MODE-1639, MODE-1640, MODE-1634 Replaced the Aperture-based MIME type detector with a Tika-based one This required quite a bit of dependency gymnastics, since Tika has quite a few more transitive dependencies than the Aperture library (which we had successfully pared down several years ago). Tika references about 25 dependencies (including transitive dependencies), but this was reduced in 'modeshape-jcr' to about 8 for basic MIME type detection. Note that Tika usually includes two BouncyCastle libraries in its dependencies (used for encrypted PDFs, among other things), but ModeShape intentionally excludes these (as we don't want to ship or depend on any security-related JARs).
Not only do we get Tika's substantial MIME type database, we've made it possible for users to edit the 'org/modeshape/custom-mimetypes.xml' file and provide the updated one on the application classpath. What goes in that file will overwrite all of the other sources (namely Tika's built-in file and its customization file, both of which are to be found on the classpath), which means it's easiest to simply provide an updated version of this file at 'org/modeshape/custom-mimetypes.xml'. Be sure to not remove any of the (few) customizations that ModeShape includes - those are important.
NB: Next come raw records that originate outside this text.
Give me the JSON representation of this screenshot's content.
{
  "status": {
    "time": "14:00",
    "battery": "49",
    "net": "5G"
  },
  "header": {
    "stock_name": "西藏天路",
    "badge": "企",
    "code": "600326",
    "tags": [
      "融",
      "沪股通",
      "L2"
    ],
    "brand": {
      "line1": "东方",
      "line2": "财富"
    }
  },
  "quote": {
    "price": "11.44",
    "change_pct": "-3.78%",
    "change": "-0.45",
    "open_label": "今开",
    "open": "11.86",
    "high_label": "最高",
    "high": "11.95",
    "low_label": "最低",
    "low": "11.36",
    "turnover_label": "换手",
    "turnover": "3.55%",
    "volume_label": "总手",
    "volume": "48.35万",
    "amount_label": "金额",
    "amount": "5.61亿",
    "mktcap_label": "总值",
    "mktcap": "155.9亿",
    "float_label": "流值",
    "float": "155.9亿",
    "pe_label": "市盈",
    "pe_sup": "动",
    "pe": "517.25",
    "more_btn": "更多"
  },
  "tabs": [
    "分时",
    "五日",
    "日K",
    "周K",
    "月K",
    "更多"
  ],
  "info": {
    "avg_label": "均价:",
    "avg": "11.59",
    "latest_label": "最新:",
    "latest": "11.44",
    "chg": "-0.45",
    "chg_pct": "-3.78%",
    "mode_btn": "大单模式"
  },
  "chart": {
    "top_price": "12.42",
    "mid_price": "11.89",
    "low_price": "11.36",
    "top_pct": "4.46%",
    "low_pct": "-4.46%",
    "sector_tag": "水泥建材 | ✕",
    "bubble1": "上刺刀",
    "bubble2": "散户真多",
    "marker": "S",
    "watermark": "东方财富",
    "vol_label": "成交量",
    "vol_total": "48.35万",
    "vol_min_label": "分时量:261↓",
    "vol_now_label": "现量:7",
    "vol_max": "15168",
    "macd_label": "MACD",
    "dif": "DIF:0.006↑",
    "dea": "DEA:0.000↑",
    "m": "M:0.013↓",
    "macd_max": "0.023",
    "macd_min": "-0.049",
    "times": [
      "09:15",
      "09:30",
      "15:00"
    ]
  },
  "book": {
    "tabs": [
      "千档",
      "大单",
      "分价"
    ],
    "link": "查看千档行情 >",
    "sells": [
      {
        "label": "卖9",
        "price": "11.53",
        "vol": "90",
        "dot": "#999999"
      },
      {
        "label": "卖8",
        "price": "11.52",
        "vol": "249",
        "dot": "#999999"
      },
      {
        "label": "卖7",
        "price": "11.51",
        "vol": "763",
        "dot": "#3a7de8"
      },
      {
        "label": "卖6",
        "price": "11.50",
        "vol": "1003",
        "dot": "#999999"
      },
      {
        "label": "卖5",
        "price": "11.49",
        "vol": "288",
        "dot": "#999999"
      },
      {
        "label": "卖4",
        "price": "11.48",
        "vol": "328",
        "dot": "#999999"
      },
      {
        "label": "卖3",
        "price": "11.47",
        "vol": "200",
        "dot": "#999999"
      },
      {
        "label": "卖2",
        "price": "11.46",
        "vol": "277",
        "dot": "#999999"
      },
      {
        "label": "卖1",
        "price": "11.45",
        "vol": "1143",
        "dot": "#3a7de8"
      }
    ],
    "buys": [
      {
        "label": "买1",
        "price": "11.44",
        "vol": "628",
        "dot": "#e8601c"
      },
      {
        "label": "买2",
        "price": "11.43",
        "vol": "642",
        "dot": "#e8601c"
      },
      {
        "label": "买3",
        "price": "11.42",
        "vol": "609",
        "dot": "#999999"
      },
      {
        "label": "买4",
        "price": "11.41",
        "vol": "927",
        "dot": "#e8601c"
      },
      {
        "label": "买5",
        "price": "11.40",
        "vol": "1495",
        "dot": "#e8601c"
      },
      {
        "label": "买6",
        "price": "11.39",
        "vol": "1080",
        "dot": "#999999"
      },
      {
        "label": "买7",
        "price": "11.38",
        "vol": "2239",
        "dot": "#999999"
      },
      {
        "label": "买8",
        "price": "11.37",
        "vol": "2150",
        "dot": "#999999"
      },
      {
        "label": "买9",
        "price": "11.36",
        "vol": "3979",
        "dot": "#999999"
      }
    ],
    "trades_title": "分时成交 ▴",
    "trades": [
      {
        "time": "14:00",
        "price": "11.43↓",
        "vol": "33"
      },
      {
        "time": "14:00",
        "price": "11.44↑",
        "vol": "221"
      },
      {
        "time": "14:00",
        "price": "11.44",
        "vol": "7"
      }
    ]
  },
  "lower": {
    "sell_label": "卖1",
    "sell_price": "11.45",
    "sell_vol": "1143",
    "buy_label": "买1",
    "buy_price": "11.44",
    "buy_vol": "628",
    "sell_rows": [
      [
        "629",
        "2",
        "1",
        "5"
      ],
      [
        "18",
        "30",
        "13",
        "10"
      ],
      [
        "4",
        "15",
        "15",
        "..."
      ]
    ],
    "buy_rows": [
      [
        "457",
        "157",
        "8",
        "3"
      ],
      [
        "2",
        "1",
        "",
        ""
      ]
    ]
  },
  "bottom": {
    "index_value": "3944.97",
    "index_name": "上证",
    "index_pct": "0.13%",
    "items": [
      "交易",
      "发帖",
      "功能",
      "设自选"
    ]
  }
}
As we upgrade Tika, we'll get updated versions of the media type data. This is far more preferable than having a ModeShape-specific version.
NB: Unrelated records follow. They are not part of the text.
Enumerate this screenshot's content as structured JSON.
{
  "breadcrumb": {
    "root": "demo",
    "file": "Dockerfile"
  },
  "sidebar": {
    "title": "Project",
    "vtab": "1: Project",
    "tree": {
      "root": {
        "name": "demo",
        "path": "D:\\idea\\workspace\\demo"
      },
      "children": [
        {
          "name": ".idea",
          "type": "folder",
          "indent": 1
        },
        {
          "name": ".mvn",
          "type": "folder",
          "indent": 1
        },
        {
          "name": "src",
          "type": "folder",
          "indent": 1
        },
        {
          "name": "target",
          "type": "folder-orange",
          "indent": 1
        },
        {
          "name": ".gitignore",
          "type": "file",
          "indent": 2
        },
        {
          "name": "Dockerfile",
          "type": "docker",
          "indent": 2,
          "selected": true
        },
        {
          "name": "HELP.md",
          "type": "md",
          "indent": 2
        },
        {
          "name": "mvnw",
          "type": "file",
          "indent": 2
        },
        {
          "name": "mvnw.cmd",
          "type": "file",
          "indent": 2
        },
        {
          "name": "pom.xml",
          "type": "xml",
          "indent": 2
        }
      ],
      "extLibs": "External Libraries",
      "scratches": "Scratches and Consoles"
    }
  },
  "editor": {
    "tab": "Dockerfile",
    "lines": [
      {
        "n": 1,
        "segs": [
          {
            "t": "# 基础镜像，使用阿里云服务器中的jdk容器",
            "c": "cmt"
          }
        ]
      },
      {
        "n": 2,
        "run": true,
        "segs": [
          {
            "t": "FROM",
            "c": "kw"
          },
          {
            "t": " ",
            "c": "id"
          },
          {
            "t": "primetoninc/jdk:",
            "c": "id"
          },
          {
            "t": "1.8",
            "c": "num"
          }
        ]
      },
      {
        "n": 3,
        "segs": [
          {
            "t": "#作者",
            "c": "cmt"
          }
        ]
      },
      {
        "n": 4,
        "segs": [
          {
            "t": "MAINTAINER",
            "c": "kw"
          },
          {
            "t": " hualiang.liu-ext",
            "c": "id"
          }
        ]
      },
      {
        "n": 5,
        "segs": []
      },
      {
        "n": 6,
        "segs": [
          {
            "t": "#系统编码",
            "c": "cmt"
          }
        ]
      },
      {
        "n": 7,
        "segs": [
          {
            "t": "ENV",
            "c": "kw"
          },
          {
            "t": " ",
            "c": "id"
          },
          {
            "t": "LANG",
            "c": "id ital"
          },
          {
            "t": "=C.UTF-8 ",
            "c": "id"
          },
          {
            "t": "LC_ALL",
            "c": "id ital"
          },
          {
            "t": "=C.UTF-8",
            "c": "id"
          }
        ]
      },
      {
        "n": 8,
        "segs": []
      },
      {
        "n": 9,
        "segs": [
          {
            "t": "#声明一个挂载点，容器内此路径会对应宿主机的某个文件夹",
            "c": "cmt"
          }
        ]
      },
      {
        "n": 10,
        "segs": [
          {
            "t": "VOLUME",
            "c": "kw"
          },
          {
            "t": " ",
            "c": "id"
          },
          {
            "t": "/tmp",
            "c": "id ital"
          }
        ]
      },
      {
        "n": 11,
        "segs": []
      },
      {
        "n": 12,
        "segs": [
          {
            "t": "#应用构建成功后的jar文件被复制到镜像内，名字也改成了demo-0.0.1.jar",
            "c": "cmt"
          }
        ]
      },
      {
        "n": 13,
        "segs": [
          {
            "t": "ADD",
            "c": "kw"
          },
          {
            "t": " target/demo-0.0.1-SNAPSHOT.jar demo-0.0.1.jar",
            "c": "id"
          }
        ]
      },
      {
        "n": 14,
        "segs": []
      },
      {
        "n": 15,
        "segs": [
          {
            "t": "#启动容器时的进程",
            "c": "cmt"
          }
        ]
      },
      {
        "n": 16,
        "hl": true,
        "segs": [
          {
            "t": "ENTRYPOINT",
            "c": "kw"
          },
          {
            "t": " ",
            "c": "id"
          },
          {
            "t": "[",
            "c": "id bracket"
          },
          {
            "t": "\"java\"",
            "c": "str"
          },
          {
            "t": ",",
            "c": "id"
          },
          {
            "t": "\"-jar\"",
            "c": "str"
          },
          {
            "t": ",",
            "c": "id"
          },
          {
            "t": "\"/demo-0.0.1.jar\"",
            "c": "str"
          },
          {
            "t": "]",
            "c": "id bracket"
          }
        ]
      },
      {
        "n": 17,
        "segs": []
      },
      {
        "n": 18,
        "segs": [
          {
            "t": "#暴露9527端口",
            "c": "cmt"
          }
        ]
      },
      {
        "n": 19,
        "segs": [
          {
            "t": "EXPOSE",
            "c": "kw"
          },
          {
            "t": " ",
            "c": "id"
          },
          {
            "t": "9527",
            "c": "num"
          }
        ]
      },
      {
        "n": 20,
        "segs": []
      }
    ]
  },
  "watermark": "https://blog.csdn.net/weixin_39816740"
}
The MIME type related interfaces in ModeShape's public API (e.g., 'modeshape-jcr-api') have been removed. These were added sometime in one of the 3.0 releases, so removing them will not introduce compatibility issues for users.
Instead, we've decided to get out of the MIME type detection framework business, and have decided to switch to Tika for all MIME type detection. In fact, you can still write your own MIME type detector, but you do that by implementing Tika's interface and reference the implementation class(es) in the corresponding service loader file in your JAR. (See the TIKA documentation for details.)
However, internally we still have an abstraction. This is because it is possible to remove the Tika (and transitive dependencies) from a ModeShape installation, as long as your applications will not expect any kind of automatic MIME type detection. This is a perfectly valid use case: for example, using a repository to store data and do not store files (and don't use sequencers).
The AS7 kits required a bit more modification. There is now a new AS7 module for 'org.apache.tika' that contains all of the JARs, and this is used by the ModeShape module and by the Tika text extractor module.
All unit and integration tests pass with these changes. Several new tests were added.